The healing power of the arts is an integral part of the Hirsch Network. The organization started about two years ago. Grape was diagnosed with breast cancer at age 34 and again at 43. She said everything changed after she survived the second time, surpassing her expectations based on her family history.

"Having an illness really causes you to consider what you do every day," Grape said.

She quit her job at an ad agency, pursued her passion for fiber art and decided to start the Hirsch Network. For inspiration, Grape met with people from The Creative Center in New York City, which has offered art programs to cancer patients for 15 years.

To run the organization, Grape works with five other board members who all have full-time jobs outside of Hirsch. One of the board members is Manring, who said he fell in love with Grape when she gave him a ride to the beach.

"It's a great feeling to be able to collaborate and work on something outside of our own relationship," Manring said.

Hirsch also works closely with Moses Cone Hospital and offers classes and workshops to cancer patients and their families.
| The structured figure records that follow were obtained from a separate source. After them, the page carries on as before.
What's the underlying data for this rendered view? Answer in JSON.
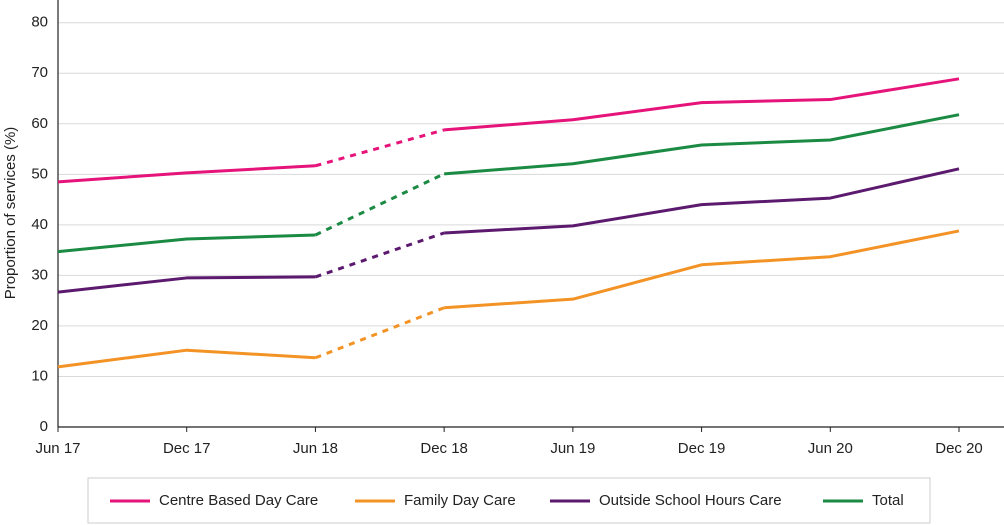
{
  "chart_data": {
    "type": "line",
    "y_label": "Proportion of services (%)",
    "categories": [
      "Jun 17",
      "Dec 17",
      "Jun 18",
      "Dec 18",
      "Jun 19",
      "Dec 19",
      "Jun 20",
      "Dec 20"
    ],
    "series": [
      {
        "name": "Centre Based Day Care",
        "color": "#e5137a",
        "values": [
          48.5,
          50.3,
          51.7,
          58.8,
          60.8,
          64.2,
          64.8,
          68.9
        ]
      },
      {
        "name": "Family Day Care",
        "color": "#f39325",
        "values": [
          11.9,
          15.2,
          13.7,
          23.6,
          25.3,
          32.1,
          33.7,
          38.8
        ]
      },
      {
        "name": "Outside School Hours Care",
        "color": "#5c1a6e",
        "values": [
          26.7,
          29.5,
          29.7,
          38.4,
          39.8,
          44.0,
          45.3,
          51.1
        ]
      },
      {
        "name": "Total",
        "color": "#1b8a43",
        "values": [
          34.7,
          37.2,
          38.0,
          50.1,
          52.1,
          55.8,
          56.8,
          61.8
        ]
      }
    ],
    "dashed_intervals": [
      [
        2,
        3
      ]
    ],
    "ylim": [
      0,
      84.5
    ],
    "yticks": [
      0,
      10,
      20,
      30,
      40,
      50,
      60,
      70,
      80
    ],
    "grid": true,
    "legend": "bottom"
  }
}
The classes range from journaling to photography to knitting.

"We're just trying to offer people something that helps them live in the moment and gives them a sense of healing through a creative endeavor," Grape said.

When brainstorming ideas for a Hirsch Network fundraiser, Grape and Manring decided Manring's network of musicians could be the key to a great benefit.

"We were looking for ways to fund what Hirsch wanted to do in terms of providing artists to come in and do workshops and different things in the community, and we just had this great resource of musical friends and decided to take advantage of that and put it together in a concert format," Manring said.

All of the musicians involved in the concert are friends of Grape and Manring who know about their struggles with cancer.

"A lot of the musicians themselves have been affected by cancer in one way or another, by losing a spouse or a sibling," Grape said. "It's kind of a universal thing."

Grape and Manring initially thought of the concert more than a year ago, but it fell through. When they came back to the idea, they considered having the concert at their house until Manring remembered Hodgin Valley Farm. Manring has performed at the venue in the past and thought it would make a great outdoor location for the concert.

The farm's owner is donating the space for free. A barn on the property seats 200 people, and if the weather is nice the concert will be held outside and additional tickets will be sold. Attendees can enjoy the sounds of local musicians like Manring, Molly McGinn, Martha Bassett and Laurelyn Dossett, who took guitar lessons with Manring.

"We have a really great community of musicians that supports each other, and I think that community speaks to how the arts are healing," Dossett said.

While Manring's music doesn't necessarily reflect his work with the Hirsch Network or Grape's own struggles with cancer, he said he hopes the emotion behind it and other artists' music at the concert can further the organization's message in some way.

"It's a very good feeling to be able to do what I do and use that as a way to promote what we are trying to do," Manring said.